Like many ambitious young men, Mr Darnbrough saw his career progressing towards a top management post: in his case, in the telecoms industry. It was not until we had children that he began to question the benefits of the long hours, the traveling, the late nights and the weekend working. “It was part of the life,” he says, “You did it to ‘get on’". But once our second child was born, he began to question why he was doing this. He realised that to have the good salary and the job title that went with it meant sacrificing his time with his children at the altar of his career.”

Instead of a future spent gloriously scaling the corporate heights, what he saw was years of working fifty to sixty hour weeks. “It is true that we would have had a better standard of living, but by the time I’d ‘made it’ and could afford to relax, the children would be grown up and gone. Suddenly it didn’t seem like such a great deal.”

As a self-employed business consultant, Mr Darnbrough is his own boss AND he gets to be around while his children are growing up. His hours are (mostly) flexible enough to fit in with the children’s routine and he still gets to enjoy some of the good things in life. He has had to accept that he will never be the MD of a Times Top 100 company, “but at least I will know my children and they will know me.”
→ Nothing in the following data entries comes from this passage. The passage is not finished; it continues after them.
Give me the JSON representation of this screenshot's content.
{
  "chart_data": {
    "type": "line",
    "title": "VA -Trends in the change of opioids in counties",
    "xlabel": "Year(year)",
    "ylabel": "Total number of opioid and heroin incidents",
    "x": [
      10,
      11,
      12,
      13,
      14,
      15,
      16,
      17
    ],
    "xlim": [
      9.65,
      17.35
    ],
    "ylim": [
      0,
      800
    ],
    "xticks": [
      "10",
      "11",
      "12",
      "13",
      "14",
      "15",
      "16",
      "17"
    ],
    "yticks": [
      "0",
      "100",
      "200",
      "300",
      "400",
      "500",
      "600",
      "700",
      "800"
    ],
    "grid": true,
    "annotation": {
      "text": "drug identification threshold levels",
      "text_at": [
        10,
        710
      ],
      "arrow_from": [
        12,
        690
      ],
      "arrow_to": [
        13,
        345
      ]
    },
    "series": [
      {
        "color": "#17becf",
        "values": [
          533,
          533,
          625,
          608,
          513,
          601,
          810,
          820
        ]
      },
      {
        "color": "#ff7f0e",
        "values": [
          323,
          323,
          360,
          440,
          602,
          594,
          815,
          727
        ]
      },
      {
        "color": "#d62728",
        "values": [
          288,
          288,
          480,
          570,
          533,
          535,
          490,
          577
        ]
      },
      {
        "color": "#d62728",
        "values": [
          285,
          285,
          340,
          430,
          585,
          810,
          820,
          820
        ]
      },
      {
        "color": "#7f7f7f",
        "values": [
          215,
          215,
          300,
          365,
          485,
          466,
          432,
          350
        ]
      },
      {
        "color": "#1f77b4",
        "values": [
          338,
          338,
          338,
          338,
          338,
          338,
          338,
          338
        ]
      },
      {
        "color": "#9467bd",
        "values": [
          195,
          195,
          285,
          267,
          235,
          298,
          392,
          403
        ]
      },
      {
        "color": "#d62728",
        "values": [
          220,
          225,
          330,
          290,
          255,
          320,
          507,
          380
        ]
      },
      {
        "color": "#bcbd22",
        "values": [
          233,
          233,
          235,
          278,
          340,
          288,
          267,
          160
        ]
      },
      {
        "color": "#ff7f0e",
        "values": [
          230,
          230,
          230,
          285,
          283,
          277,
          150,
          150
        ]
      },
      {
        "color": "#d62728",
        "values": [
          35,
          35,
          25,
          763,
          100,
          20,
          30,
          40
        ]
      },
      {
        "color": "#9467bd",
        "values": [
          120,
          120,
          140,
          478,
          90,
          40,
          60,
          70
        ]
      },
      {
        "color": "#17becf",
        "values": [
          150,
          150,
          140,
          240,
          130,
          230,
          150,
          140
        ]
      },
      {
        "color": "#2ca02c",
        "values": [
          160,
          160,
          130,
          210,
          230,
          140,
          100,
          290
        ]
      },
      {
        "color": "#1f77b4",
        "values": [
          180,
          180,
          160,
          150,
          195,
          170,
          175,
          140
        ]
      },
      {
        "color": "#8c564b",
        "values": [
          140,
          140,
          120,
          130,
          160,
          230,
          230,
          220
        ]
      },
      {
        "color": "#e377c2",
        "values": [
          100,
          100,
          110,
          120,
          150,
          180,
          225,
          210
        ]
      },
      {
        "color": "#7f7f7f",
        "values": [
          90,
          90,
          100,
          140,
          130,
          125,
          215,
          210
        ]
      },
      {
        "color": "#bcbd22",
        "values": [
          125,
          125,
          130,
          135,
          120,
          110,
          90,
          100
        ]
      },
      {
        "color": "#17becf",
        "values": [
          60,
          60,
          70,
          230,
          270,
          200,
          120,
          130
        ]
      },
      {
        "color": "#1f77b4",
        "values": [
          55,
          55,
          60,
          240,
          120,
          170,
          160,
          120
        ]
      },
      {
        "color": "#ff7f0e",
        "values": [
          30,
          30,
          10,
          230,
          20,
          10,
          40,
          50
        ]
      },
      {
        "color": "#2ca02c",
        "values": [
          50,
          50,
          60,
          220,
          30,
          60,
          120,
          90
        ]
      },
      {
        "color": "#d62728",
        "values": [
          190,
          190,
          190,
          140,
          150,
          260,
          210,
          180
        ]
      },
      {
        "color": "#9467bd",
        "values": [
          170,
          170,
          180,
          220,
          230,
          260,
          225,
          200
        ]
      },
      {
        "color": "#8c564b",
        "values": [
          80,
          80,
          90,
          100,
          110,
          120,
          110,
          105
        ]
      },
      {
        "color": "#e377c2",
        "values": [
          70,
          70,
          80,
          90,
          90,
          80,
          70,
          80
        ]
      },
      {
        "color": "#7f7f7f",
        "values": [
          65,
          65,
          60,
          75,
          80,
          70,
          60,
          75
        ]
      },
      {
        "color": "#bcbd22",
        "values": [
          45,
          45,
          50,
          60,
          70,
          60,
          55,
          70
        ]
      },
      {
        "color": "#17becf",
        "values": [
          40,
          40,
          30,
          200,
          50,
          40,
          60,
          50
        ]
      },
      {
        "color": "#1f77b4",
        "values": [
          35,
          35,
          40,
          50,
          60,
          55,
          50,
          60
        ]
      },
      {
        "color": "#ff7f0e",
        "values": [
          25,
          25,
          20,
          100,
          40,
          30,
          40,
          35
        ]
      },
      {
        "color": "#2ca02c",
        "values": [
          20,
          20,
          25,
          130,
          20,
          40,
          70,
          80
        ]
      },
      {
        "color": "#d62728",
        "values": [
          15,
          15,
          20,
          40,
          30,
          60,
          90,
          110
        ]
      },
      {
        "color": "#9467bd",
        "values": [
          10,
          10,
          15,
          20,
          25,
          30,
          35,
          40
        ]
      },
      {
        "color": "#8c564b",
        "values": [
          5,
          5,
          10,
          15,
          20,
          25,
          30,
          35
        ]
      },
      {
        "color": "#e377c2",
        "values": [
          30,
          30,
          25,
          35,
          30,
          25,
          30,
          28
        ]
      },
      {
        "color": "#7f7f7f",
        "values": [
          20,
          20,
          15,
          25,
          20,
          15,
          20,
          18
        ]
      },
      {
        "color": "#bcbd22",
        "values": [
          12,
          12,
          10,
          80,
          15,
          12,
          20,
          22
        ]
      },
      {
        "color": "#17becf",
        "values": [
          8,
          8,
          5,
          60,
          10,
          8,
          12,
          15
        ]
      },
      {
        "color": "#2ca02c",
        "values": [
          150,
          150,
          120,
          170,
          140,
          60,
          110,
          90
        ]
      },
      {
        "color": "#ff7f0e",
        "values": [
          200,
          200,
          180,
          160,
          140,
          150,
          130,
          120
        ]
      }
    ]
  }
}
Alpha Daddies have re-defined what success means to them and their families. These men want to be there to enjoy their children’s early years. They have thought through the various alternative ways of achieving this goal and concluded that they are in work for what makes them happy and fulfilled and that achieving this objective is not the same as reaching the “top” of their professions.

Alpha Daddies still want the material things in life: they like nice cars and comfortable lifestyles and going on holiday and playing with electronic gadgets. They still want to feel “successful” in terms of the values of the rest of their career-minded peers. Alpha Daddies, to recast a phrase that used to be very popular in parenting theory about fifteen years ago, have decided that when it comes to work and renumeration, there is such a thing as being “good enough”.

Like other Alpha Daddies, Mr Darnbrough admits to moments of doubt about his decision to go independent. These tend to come after a visit to a friend who has a bigger house or a nicer car, or who has just come back from yet another holiday. But these friends invariably work in London, leave home before seven o’clock in the morning and are often not back before their children have gone to bed. So far, his doubts have always been squashed by the experience of traveling into London for a client meeting. “All I need,” he laughs, “is one journey into London at peak time . . . standing in a crowded train for half an hour . . . .then I think, ‘I know why I don’t do this’”.

The other side of the coin, of course, is what it means for the children. There is abundant research to suggest that as well as having a loving and committed mother, the presence of a loving, involved father increases the chance of producing happy, well-balanced children, who then grow up to become successful adults. Could the children of Alpha Daddies have an even greater advantage? By simply being around more than most fathers, at least in their children’s early years, Mr Darnbrough and his fellow Alpha Daddies hope that they can only strengthen those odds: it would probably be unwise to expect anything more.